From Greenland to the Gulf: Is Washington replacing the rules with raw power?
By early 2026, US foreign policy appears less anchored in the language of rules and more openly framed in the language of leverage. The past year has seen escalating tensions in Venezuela, renewed territorial rhetoric over Greenland, mounting friction within NATO, and an increasingly securitized posture in the Middle East. These are not isolated episodes. Together, they suggest a shift in how Washington understands the preservation of its global position.
The Venezuela crisis illustrates this transition most clearly. Following the sharp deterioration of relations in late 2025 and direct confrontation with Nicolás Maduro’s government, US policy has moved beyond traditional sanctions into overt pressure tactics that blur the line between economic coercion and geopolitical brinkmanship. The episode reinforced a broader message: Washington is prepared to stretch legal and diplomatic norms when strategic credibility is perceived to be at stake. Regardless of how one evaluates Maduro’s rule, the optics of escalation matter.
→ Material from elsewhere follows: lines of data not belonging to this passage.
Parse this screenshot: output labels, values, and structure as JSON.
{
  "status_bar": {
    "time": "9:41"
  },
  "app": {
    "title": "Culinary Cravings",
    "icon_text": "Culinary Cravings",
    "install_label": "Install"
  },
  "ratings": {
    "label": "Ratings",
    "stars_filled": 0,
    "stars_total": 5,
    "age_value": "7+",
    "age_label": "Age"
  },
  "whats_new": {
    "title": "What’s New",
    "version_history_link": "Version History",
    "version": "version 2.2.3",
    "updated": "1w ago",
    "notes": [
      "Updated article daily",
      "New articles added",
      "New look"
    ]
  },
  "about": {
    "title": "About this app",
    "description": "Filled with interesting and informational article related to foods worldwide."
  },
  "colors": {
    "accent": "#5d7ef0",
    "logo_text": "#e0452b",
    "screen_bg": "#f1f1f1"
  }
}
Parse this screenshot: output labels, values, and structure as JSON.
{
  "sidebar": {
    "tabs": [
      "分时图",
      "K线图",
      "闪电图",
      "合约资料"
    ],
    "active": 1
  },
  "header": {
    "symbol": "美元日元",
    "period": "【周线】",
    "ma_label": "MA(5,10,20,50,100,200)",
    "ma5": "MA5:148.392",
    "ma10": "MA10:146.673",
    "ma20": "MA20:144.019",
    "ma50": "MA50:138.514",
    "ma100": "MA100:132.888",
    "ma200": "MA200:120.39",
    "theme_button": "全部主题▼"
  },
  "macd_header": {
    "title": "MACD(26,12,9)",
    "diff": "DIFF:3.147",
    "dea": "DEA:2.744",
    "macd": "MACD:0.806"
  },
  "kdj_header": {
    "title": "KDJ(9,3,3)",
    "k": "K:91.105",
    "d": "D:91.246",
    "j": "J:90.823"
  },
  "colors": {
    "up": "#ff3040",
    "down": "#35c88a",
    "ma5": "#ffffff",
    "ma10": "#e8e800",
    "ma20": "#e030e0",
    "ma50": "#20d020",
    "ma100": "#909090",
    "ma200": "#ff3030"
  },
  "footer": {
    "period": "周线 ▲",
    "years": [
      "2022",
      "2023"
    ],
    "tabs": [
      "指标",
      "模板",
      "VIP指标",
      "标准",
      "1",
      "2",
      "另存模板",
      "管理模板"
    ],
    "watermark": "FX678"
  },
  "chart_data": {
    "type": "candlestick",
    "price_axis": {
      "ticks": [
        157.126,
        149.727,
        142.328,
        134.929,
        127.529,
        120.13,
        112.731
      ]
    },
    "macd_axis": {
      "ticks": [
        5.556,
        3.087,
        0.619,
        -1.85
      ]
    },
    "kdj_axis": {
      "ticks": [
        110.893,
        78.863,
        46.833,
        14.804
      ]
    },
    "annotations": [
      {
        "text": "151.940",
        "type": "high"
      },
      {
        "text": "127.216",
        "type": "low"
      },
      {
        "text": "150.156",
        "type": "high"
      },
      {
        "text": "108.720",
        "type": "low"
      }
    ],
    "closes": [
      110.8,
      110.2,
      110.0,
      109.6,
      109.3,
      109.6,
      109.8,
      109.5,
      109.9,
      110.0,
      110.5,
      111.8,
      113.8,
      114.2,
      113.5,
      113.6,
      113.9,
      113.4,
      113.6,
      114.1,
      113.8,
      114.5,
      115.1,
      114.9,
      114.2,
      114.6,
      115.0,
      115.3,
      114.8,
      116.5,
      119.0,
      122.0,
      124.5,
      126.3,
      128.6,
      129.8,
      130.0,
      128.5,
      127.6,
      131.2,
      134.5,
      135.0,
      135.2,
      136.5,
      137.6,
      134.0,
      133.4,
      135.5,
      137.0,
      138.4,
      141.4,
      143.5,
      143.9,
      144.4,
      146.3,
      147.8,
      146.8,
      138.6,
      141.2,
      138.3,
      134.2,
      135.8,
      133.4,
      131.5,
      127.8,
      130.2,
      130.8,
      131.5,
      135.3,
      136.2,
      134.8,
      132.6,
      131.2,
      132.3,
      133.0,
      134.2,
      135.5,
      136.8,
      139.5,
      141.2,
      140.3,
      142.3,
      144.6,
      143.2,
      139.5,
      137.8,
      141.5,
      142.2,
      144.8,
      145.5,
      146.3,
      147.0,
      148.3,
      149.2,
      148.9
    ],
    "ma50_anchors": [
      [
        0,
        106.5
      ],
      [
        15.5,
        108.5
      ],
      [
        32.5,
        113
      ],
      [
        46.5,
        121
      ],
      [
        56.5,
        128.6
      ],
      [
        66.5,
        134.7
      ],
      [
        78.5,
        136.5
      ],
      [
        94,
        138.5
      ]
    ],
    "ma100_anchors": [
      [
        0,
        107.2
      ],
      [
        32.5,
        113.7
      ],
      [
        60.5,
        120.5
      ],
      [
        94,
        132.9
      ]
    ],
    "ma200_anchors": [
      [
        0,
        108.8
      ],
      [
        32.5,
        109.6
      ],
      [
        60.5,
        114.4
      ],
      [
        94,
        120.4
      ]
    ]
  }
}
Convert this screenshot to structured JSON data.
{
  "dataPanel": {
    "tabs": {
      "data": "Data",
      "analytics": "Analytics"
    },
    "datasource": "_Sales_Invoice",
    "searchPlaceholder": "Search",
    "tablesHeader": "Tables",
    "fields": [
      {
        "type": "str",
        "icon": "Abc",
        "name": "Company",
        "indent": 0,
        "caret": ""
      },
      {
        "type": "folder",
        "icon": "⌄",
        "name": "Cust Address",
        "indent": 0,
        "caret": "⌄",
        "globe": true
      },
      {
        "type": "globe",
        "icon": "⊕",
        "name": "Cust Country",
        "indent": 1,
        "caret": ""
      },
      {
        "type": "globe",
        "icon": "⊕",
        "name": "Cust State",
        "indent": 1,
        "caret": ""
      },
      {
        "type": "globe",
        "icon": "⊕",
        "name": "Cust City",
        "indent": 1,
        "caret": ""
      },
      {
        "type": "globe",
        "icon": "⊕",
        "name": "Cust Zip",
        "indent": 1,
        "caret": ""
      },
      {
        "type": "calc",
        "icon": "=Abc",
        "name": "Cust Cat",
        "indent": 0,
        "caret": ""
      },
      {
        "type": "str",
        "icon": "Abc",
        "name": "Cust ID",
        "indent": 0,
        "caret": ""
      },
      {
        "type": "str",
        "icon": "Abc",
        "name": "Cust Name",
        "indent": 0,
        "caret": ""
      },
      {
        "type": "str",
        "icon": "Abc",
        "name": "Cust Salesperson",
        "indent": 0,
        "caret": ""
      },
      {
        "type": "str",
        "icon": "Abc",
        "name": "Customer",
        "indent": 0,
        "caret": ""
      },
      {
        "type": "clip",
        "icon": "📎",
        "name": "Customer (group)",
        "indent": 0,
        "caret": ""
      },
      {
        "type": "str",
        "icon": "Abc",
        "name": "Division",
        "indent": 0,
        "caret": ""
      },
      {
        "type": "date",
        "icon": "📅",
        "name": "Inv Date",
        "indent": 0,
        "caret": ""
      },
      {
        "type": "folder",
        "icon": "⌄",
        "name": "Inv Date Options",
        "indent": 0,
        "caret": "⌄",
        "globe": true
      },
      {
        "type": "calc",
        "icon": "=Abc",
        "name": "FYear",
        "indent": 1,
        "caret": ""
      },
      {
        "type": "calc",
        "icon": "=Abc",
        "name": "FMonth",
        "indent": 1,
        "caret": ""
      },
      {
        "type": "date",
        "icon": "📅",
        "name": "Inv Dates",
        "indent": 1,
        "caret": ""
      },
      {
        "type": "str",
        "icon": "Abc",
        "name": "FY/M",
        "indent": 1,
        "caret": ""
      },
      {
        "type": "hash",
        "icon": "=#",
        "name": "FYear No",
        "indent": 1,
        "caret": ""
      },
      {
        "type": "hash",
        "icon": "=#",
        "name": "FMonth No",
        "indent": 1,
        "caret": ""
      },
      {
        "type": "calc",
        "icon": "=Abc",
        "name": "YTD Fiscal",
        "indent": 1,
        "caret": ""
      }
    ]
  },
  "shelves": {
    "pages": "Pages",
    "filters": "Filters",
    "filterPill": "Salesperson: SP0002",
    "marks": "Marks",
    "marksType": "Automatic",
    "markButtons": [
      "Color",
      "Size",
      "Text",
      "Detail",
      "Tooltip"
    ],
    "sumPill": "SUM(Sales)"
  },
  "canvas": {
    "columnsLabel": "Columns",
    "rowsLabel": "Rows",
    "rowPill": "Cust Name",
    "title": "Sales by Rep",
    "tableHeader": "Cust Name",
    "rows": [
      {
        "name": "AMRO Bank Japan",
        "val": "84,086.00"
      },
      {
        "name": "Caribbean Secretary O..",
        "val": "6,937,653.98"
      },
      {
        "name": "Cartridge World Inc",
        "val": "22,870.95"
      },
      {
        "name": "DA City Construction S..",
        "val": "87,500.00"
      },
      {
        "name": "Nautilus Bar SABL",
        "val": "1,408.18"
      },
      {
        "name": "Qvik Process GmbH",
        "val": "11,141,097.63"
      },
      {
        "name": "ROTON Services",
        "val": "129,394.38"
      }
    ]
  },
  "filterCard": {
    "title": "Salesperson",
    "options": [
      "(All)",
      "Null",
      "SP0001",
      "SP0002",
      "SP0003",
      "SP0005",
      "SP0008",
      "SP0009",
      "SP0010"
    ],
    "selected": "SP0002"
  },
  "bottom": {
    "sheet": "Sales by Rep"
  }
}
They reinforce a perception particularly in the Global South—that power, not procedure, is once again central.
The rhetoric surrounding Greenland has had a similar symbolic effect. While strategic competition in the Arctic is not new, the reappearance of territorial acquisition discourse has unsettled European allies. At the same time, tensions inside NATO have deepened. Public disputes over burden-sharing, implicit threats of strategic disengagement, and repeated assertions that NATO’s strength depends primarily on American will have altered the psychological foundation of the alliance. When security guarantees begin to sound conditional, allies begin to hedge.